The Parahippocampus Subserves Topographical Learning in Man

Geoffrey K. Aguirre1, John A. Detre1,2, David C. Alsop2 and Mark D'Esposito1

1 Departments of Neurology, University of Pennsylvania Philadelphia, PA 19104, USA, 2 Departments of Radiology, University of Pennsylvania Philadelphia, PA 19104, USA

Address correspondence to Mark D'Esposito, MD, Cognitive Neurology Section, Department of Neurology, Hospital of the University of Pennsylvania, 3400 Spruce Street, Philadelphia, PA 19104-4283, USA

The hippocampus has been proposed as the site of neural representation of large-scale environmental space, based upon the identification of place cells (neurons with receptive fields for current position in the environment) within the rat hippocampus and the demonstration that hippocampal lesions impair place learning in therat.

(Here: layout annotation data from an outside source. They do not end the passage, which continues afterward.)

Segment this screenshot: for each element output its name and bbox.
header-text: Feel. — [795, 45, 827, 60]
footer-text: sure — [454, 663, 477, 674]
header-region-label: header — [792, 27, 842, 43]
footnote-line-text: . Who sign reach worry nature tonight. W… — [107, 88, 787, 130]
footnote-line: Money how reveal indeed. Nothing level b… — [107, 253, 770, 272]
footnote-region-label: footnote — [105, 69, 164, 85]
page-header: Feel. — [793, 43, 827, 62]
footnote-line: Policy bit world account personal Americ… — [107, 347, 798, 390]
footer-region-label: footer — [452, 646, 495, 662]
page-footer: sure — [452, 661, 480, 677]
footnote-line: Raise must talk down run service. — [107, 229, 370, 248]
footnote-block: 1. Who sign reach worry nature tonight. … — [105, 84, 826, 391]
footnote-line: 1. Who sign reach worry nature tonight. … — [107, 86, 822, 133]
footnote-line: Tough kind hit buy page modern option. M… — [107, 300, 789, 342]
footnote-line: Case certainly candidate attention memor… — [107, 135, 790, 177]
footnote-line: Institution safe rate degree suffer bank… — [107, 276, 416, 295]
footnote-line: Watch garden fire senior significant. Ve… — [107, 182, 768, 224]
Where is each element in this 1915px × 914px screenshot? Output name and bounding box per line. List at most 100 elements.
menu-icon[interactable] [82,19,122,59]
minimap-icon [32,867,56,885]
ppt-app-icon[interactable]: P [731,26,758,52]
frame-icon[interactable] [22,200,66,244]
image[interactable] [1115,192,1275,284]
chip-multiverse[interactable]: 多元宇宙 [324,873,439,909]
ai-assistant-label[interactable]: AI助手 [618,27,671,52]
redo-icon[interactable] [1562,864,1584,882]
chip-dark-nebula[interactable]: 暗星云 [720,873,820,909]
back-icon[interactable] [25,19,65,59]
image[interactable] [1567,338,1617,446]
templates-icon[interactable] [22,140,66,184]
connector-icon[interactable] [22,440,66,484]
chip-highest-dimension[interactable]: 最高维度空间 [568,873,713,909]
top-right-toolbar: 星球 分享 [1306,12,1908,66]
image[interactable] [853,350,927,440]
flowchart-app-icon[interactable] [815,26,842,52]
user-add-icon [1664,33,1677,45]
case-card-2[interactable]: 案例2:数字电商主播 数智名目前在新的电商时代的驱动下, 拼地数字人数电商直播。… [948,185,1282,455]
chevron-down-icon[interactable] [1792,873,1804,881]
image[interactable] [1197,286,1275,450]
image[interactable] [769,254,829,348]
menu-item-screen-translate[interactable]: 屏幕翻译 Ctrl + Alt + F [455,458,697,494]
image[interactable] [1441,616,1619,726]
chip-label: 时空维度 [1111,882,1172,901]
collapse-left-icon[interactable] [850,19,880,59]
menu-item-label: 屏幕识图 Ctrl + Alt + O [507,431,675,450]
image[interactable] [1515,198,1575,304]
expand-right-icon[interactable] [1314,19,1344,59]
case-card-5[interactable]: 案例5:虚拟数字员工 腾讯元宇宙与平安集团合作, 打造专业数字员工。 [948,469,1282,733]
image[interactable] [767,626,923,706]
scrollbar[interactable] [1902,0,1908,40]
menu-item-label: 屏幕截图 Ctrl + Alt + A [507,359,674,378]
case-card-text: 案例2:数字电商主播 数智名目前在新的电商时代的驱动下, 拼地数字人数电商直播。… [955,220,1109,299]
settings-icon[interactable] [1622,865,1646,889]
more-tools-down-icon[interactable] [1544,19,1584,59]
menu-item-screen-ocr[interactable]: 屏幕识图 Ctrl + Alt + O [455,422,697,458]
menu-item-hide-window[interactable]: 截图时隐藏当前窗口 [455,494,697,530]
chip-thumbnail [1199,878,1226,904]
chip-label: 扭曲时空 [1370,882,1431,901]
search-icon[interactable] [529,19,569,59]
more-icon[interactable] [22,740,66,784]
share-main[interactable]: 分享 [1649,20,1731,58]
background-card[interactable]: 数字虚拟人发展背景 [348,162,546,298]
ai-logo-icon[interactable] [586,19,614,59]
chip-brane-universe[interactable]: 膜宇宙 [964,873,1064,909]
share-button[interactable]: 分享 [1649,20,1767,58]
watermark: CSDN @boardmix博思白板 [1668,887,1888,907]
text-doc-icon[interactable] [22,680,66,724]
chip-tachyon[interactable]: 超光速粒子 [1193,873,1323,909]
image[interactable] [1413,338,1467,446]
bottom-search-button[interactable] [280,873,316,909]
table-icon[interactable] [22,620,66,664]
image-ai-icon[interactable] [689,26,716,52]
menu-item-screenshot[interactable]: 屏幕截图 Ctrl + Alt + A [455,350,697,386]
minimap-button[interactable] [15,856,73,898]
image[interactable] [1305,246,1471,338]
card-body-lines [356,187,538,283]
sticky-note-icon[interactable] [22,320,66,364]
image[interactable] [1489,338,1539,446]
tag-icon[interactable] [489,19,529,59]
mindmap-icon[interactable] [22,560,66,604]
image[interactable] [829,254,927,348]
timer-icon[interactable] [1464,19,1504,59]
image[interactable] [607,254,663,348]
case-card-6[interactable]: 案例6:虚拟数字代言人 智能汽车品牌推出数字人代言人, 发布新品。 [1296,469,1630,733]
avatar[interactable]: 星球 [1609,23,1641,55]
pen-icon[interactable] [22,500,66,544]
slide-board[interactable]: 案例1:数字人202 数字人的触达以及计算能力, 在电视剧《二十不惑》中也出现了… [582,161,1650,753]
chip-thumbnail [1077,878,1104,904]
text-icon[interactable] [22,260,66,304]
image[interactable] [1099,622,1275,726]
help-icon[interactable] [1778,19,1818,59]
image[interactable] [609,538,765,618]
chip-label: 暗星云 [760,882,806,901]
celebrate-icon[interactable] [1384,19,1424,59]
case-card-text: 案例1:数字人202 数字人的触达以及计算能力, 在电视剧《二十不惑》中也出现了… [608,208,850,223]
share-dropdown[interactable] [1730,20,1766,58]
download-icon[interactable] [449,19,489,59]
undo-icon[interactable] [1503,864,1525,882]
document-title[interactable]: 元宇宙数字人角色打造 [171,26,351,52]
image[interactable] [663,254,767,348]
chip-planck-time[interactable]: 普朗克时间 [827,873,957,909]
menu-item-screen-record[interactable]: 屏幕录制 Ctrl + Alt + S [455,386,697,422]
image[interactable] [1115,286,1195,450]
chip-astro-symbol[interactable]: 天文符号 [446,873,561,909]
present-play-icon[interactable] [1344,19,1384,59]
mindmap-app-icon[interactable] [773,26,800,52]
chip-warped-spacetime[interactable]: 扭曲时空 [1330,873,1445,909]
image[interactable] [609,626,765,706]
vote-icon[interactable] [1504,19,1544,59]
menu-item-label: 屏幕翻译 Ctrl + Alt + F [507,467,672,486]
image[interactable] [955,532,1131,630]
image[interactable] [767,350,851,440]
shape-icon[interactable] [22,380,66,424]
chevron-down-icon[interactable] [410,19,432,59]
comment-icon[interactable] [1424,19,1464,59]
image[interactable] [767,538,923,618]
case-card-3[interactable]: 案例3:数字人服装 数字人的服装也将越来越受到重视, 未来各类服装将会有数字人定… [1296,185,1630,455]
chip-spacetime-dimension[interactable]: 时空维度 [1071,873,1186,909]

The inability to identify place cells within the monkey hippocampus and the observation that unilateral hippocampal lesions do not selectively impair topographic behavior in humans suggest that alternate regions may subserve this function in man. To examine the contribution of the hippocampus and adjacent medial-temporal lobe structures to topographic learning in the human, a ‘virtual’ maze was used as a task environment during functional magnetic resonance imaging studies. During the learning and recall of topographic information, medial-temporal activity was confined to the para- hippocampal gyri. This activity accords well with the lesion site known to produce topographical disorientation in humans. Activity was also observed in cortical areas known to project to the parahippocampus and previously proposed to contribute to a network subserving spatially guided behavior.